Speech Processing (DS / NC 822) Jan-Apr 2018

Automatic Speech Recognition (ASR) (DS / NE 821) Jan-Apr 2017, (DS / NC 824) Aug-Dec 2018, (DS / SP 823) Jan-Apr 2019, Jan-Apr 2020

Deep Learning for Automatic Speech Recognition (DL-ASR) (DS / NC 871) Aug-Dec 2017, (DS / SP 826) Aug-Dec 2019, (AI 826) Aug-Dec 2020

Linear Algebra (GEN 504) Aug-Dec 2017

Machine Learning (CS / DS 612) Jan-Apr 2018

Maths for Machine Learning (GEN 611) Jan-Apr 2018, (GEN 512) Aug-Dec 2018, (GEN 512) Aug-Dec 2019, Nov-Dec 2020

Few-Shot Learning (AI 831) Jan-Apr 2022, Jan-Apr 2023

Few-Shot Learning - 2 (AI 834) Aug-Dec 2022

Self-supervised Learning (AI 835) Aug-Dec 2023

Research (MS/PhD Students, Topics, Publications) 

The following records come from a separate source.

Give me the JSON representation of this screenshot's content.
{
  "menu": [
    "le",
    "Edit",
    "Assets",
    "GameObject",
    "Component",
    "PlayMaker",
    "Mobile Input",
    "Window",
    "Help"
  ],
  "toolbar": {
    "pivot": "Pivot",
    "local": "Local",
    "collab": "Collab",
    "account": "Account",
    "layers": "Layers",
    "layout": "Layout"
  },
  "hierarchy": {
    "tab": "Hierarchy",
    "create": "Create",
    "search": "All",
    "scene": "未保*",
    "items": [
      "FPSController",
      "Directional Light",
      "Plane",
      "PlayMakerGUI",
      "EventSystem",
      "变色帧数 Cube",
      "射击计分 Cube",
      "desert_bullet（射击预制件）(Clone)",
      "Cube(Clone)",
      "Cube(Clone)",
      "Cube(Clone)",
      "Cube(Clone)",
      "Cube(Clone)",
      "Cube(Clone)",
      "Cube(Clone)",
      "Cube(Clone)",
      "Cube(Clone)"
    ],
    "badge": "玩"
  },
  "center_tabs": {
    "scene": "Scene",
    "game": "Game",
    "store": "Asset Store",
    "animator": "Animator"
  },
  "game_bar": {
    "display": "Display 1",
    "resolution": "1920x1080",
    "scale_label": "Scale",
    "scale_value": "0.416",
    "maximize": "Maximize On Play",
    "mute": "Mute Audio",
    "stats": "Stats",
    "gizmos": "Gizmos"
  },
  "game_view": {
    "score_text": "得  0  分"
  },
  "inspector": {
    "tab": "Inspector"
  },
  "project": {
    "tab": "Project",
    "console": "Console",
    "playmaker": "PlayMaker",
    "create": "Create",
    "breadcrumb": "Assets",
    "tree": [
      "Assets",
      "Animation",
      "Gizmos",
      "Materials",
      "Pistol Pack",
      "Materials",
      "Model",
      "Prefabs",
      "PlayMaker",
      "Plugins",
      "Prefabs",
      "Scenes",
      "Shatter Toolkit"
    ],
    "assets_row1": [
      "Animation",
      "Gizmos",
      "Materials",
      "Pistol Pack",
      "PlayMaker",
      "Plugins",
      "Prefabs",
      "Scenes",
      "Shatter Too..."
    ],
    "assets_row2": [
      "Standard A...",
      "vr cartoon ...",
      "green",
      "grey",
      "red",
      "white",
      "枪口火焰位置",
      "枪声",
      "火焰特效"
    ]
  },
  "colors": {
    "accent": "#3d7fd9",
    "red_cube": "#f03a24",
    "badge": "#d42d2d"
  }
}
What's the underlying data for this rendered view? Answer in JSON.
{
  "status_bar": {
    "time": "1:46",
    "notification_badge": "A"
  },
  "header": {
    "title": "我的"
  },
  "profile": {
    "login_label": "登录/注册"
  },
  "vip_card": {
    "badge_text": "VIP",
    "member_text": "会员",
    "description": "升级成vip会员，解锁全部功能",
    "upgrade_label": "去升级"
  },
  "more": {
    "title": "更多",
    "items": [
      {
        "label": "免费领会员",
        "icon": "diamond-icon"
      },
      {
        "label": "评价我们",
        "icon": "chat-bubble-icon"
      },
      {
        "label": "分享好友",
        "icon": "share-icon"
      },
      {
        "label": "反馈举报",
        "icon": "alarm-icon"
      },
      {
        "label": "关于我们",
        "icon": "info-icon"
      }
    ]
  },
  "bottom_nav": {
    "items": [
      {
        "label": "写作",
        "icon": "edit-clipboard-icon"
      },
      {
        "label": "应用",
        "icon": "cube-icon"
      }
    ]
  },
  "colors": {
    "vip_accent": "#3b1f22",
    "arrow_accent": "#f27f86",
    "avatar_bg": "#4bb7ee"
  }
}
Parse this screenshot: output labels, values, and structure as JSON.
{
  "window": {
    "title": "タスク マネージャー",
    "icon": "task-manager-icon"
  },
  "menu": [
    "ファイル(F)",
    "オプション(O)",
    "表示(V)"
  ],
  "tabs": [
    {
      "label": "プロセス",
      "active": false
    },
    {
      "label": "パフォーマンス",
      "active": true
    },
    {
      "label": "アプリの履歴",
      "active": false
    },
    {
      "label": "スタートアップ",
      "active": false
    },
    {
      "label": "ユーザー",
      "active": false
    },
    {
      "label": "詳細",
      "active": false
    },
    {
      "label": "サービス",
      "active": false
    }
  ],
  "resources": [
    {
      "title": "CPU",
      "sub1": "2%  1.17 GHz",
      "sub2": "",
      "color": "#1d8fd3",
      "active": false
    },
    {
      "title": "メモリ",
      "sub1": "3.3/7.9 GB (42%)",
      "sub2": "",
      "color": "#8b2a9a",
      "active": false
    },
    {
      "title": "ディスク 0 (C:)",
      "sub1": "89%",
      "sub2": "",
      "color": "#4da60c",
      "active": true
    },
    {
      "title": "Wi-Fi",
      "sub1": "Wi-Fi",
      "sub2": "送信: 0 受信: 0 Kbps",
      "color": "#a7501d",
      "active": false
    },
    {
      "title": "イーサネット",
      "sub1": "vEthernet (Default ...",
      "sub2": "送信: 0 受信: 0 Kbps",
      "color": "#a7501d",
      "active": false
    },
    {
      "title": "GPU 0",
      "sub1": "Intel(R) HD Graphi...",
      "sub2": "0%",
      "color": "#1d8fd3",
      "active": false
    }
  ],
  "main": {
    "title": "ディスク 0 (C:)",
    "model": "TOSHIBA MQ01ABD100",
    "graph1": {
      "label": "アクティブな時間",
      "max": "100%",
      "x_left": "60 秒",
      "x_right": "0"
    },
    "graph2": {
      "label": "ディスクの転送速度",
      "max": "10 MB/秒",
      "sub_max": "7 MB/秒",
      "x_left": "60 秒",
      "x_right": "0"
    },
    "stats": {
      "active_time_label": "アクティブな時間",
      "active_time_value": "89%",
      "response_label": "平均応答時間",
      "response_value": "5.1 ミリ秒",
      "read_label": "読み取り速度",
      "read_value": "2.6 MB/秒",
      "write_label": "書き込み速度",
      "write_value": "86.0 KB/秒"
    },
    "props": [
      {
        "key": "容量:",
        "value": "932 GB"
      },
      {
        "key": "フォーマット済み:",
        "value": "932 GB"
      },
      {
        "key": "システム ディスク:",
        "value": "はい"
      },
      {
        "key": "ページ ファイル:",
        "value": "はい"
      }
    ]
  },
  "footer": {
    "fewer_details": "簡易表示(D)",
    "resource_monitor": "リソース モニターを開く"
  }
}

My research spans topics in "Automatic Speech Recognition (ASR) and related areas" as forming the different thesis of my MS/PhD students (2015 - now) listed below.

Research students (completed)
  1. K. E. Manjuanth, 2020, Ph.D. Thesis, "Study of Multilingual Phone Recognition Using Indian Languages'", Prof. Ravi Ravindran Gold Medal for Best Ph.D. Thesis (2020).
  2. Shreekantha Nadig, 2021, MS Thesis, "Multi-task Learning in End-to-end Attention-based Automatic Speech Recognition".
  3. K. M. Srinivasa Raghavan, 2022, MS Thesis, "Unsupervised Representation Learning for Low-resource Automatic Speech Recognition".
  4. Tirthankar Banerjee, 2022, MS Thesis, "Application of Few-Shot Learning for Speech Recognition".
Research students (ongoing)
  1. Ms. Vandana Ladwani, 2015-now, (Ph.D.), "Hopfield auto-associative memory formulations for information storage, retrieval and sequence decoding".
  2. Vikram R. Lakkavalli, 2017-now, (Ph.D.), "Analysis-by-synthesis (AbS) frameworks for ASR".
  3. Ms. Dhanya Eledath, 2018-now, (Ph.D.), "Few-Shot Learning for E2E Automatic Speech Recognition".
  4. Ms. Jhelum Das, 2018-now, (Ph.D.), "Auto-associative memory formulations for multi-modal learning".
  5. Tirthankar Banerjee, 2023- (Ph.D.), "Cross-domain Few-shot Learning for ASR"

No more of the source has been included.